Mas, agora, momento solene, a entrevista. Embora Carlos Rafael tenha nascido em Luanda, veio logo para o Porto, a cidade que muito admira e onde sempre viveu. No fundo, e como ele diz, foi a Angola apenas para nascer. Anos mais tarde, no Porto, concluiria o curso de Microbiologia na Universidade Católica. É com fascínio que nos fala do ADN, esse maravilhoso “alfabeto da natureza”. E recorda-nos a sua única incursão pelo ramo da microbiologia alimentar, nos tempos em que andava na Católica, através de um projecto que procurava detectar brettanomyces (o famoso “suor de cavalo”) em amostras de vinho. Todavia, acabaria por enveredar pelo ramo da saúde. Desde 1999, trabalha no Laboratório de Anatomia Patológica (LAP), onde é responsável pela Área da Biologia Molecular.

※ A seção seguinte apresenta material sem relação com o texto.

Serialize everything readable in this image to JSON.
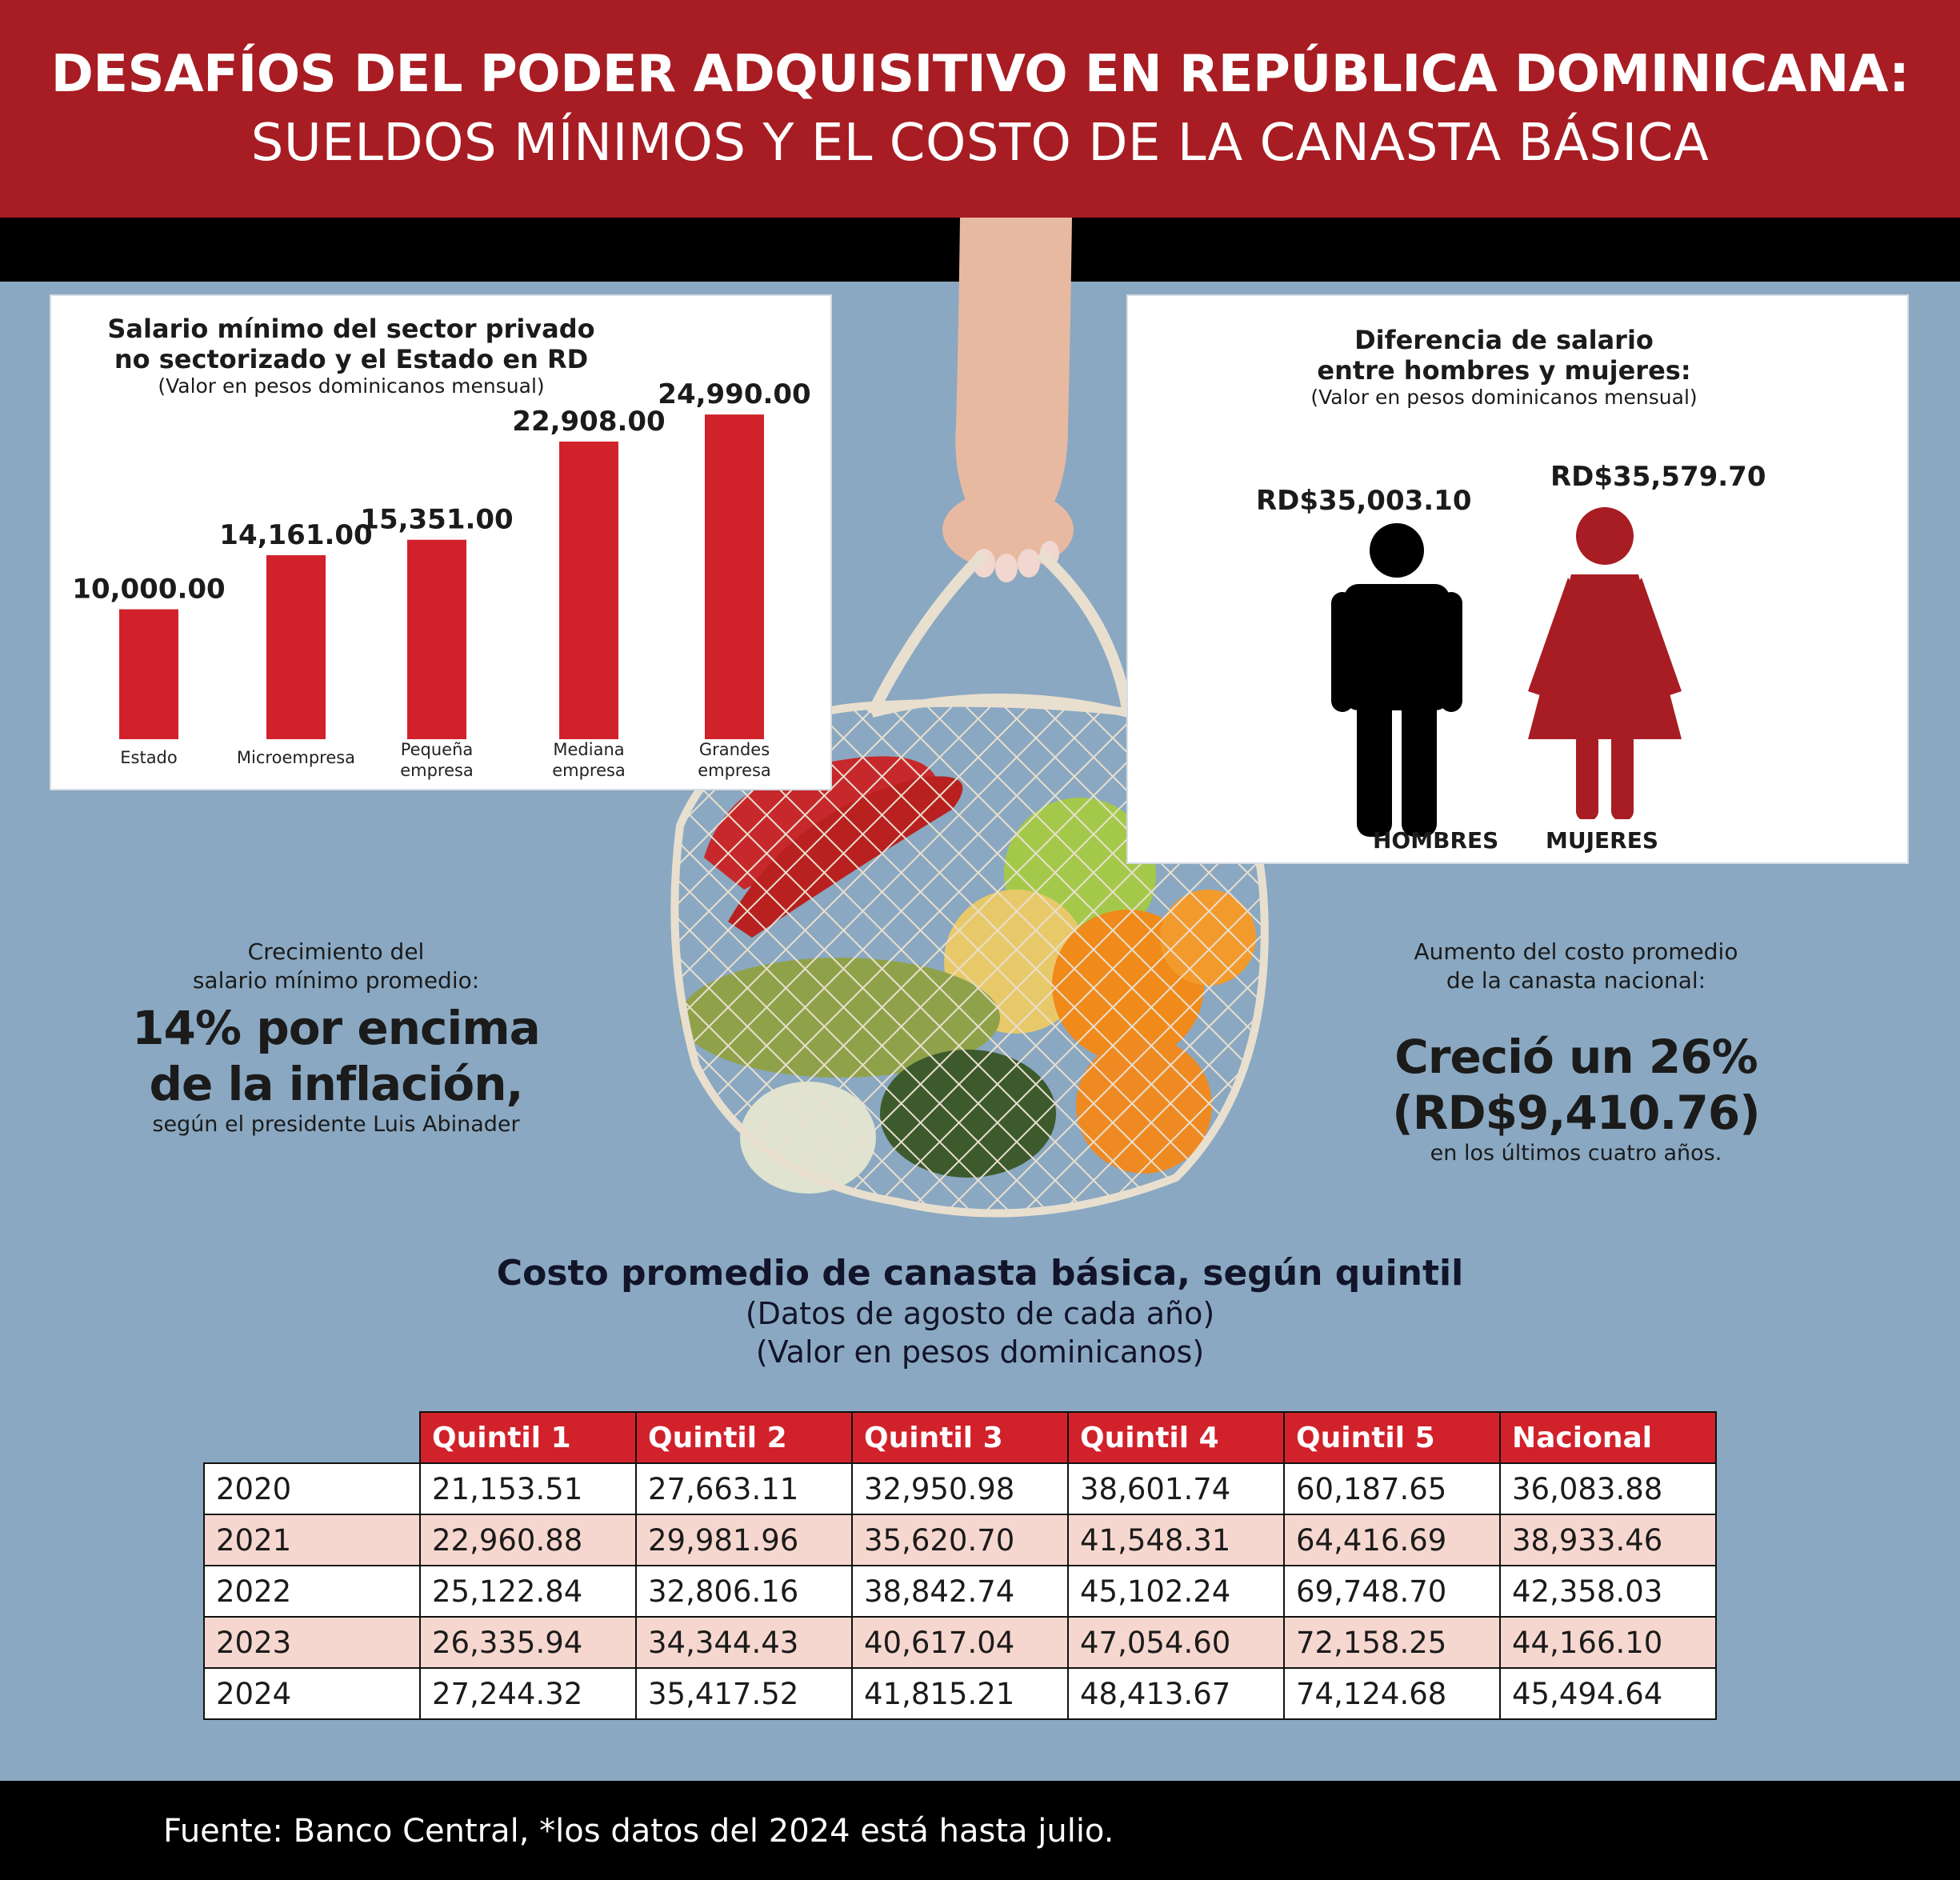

Em relação a vinho, conheço os gostos do Rafael. Já partilhámos diversas garrafas. E foi através do vinho e da gastronomia (ou seja, de jantares vínicos) que nos ficámos a conhecer. E, se o próprio entende a gastronomia como “um dos prazeres da vida”, também o vinho é complemento necessário a essa experiência de convívio e amizade que a mesa permite. Relativamente a vinhos e regiões diz que não resiste a um belo tinto do Douro, dando como exemplo o Tinta Roriz da Quinta do Crasto. Mas nem só no Norte se fazem coisas boas. E, nesse sentido, o Moscatel Roxo da Bacalhôa é outro nome que prefere destacar.
A conversa termina com o relato da viagem recente (em trabalho) do Rafael à Áustria. Parece que, apesar do pouco tempo, seguiu a minha recomendação e bebeu um Grüner Veltliner. E ainda trouxe um colheita tardia de Riesling que partilharemos no fim do jantar. Acerca de outras viagens, fala-nos da mais marcante, a que fez ao Egipto com a sua mulher, Paula. E declara Istambul como uma das cidades mais deslumbrantes em que já esteve. Bebemos mais um copo de rosé. A Catarina fotografa-o em frente às estantes. De copo na mão e livros à volta, não há dúvidas: o Rafael está muito bem acompanhado.